浜口さんに呼び出された俺は、今まで企画を話しあっていた会議室でそう切り出された。

浜口さんは申し訳なさそうに俺の様子をうかがっていたが、俺の戸惑いを感じてかさらに続ける。

「…この前、ナオ君に頼んだ写真をサイトにアップしたんだ。すると、『彼は整形ではないのか』という意見を複数いただいてね…君の契約会社に確認して、この結果に至ったんだ」
「…………っ」
「反論がないということは、やっぱりそうなんだろうね。雑誌では読み手が限られているだろうからそこまでなかったのかもしれないが、今回はネット上だったのがまずかったのかもしれない。世界からも注目され始めていた企画だったから、閲覧者が多すぎたんだ。―――現在、サイトは改修中ということで閲覧できなくしている」

言われている言葉に、嘘や慰めはなかった。ただ真実を、淡々と続けてくる。

それでも、どうしてという気持ちが先に立って、グッと握りしめた拳に力が入る。

どうして、今なんだ。仕事に頑張ろうと、決意を新たにしたばかりなのに。悔しさが溢れて来て、俺は下を向いて涙をこらえた。

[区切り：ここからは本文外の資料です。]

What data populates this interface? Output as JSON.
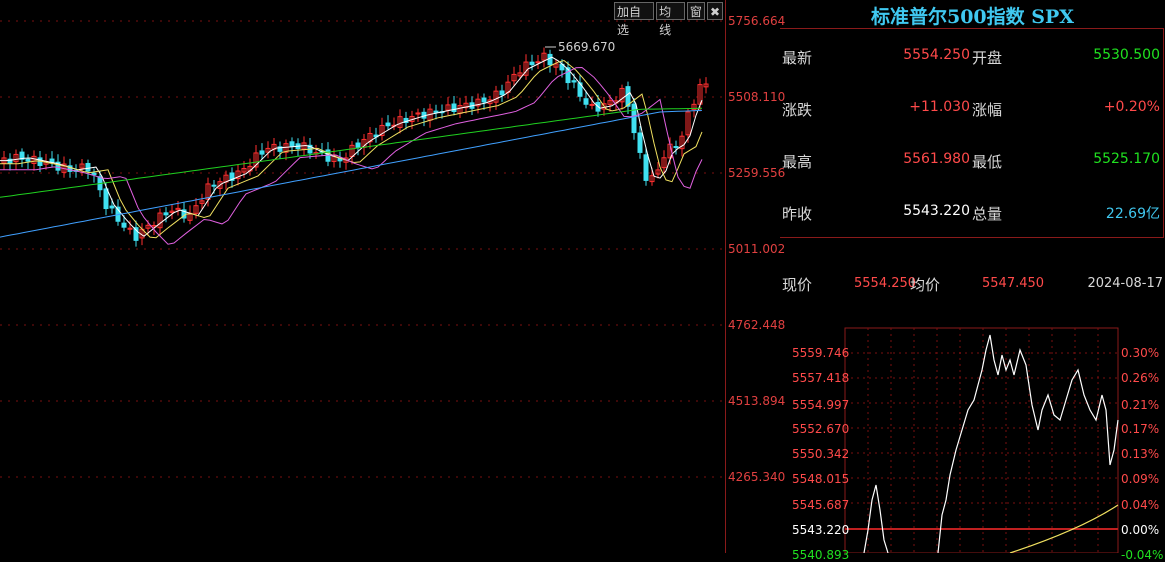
{
  "toolbar": {
    "add_label": "加自选",
    "ma_label": "均线",
    "window_label": "窗",
    "close_label": "✖"
  },
  "kline": {
    "yaxis_ticks": [
      "5756.664",
      "5508.110",
      "5259.556",
      "5011.002",
      "4762.448",
      "4513.894",
      "4265.340"
    ],
    "high_marker": "5669.670",
    "colors": {
      "up": "#ff3030",
      "down": "#40e0f0",
      "ma5": "#ffffff",
      "ma10": "#f0e060",
      "ma20": "#e060e0",
      "ma30": "#20d020",
      "ma60": "#40a0ff"
    }
  },
  "quote": {
    "title": "标准普尔500指数 SPX",
    "rows": [
      {
        "l1": "最新",
        "v1": "5554.250",
        "l2": "开盘",
        "v2": "5530.500",
        "c2": "#20e020"
      },
      {
        "l1": "涨跌",
        "v1": "+11.030",
        "l2": "涨幅",
        "v2": "+0.20%",
        "c2": "#ff4a4a"
      },
      {
        "l1": "最高",
        "v1": "5561.980",
        "l2": "最低",
        "v2": "5525.170",
        "c2": "#20e020"
      },
      {
        "l1": "昨收",
        "v1": "5543.220",
        "l2": "总量",
        "v2": "22.69亿",
        "c2": "#40c8f0"
      }
    ],
    "price_label": "现价",
    "price_value": "5554.250",
    "avg_label": "均价",
    "avg_value": "5547.450",
    "date": "2024-08-17"
  },
  "intraday": {
    "left_ticks": [
      "5559.746",
      "5557.418",
      "5554.997",
      "5552.670",
      "5550.342",
      "5548.015",
      "5545.687",
      "5543.220",
      "5540.893"
    ],
    "right_ticks": [
      "0.30%",
      "0.26%",
      "0.21%",
      "0.17%",
      "0.13%",
      "0.09%",
      "0.04%",
      "0.00%",
      "-0.04%"
    ]
  }
}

それをどうとらえたのか、少し優しい口調で浜口さんはさらに続ける。

「…勘違いしないで欲しい、今でも君が魅力的だと思っているよ。ただ、今回は『自然美』がテーマだから、整形しているとどうしても印象が悪くなるんだ。…降板はモデルとしても痛いだろうけど、君はこんなところで終わる人材じゃないはずだ。―――やりたいことがあって、モデルになったんだろう?諦めないでくれ」
「――――――っ」

俺は優しい浜口さんの言葉に何も言えなくなってしまって、結局浜口さんの顔すら見れなまま、浜口さんは会議室を出て行ってしまった。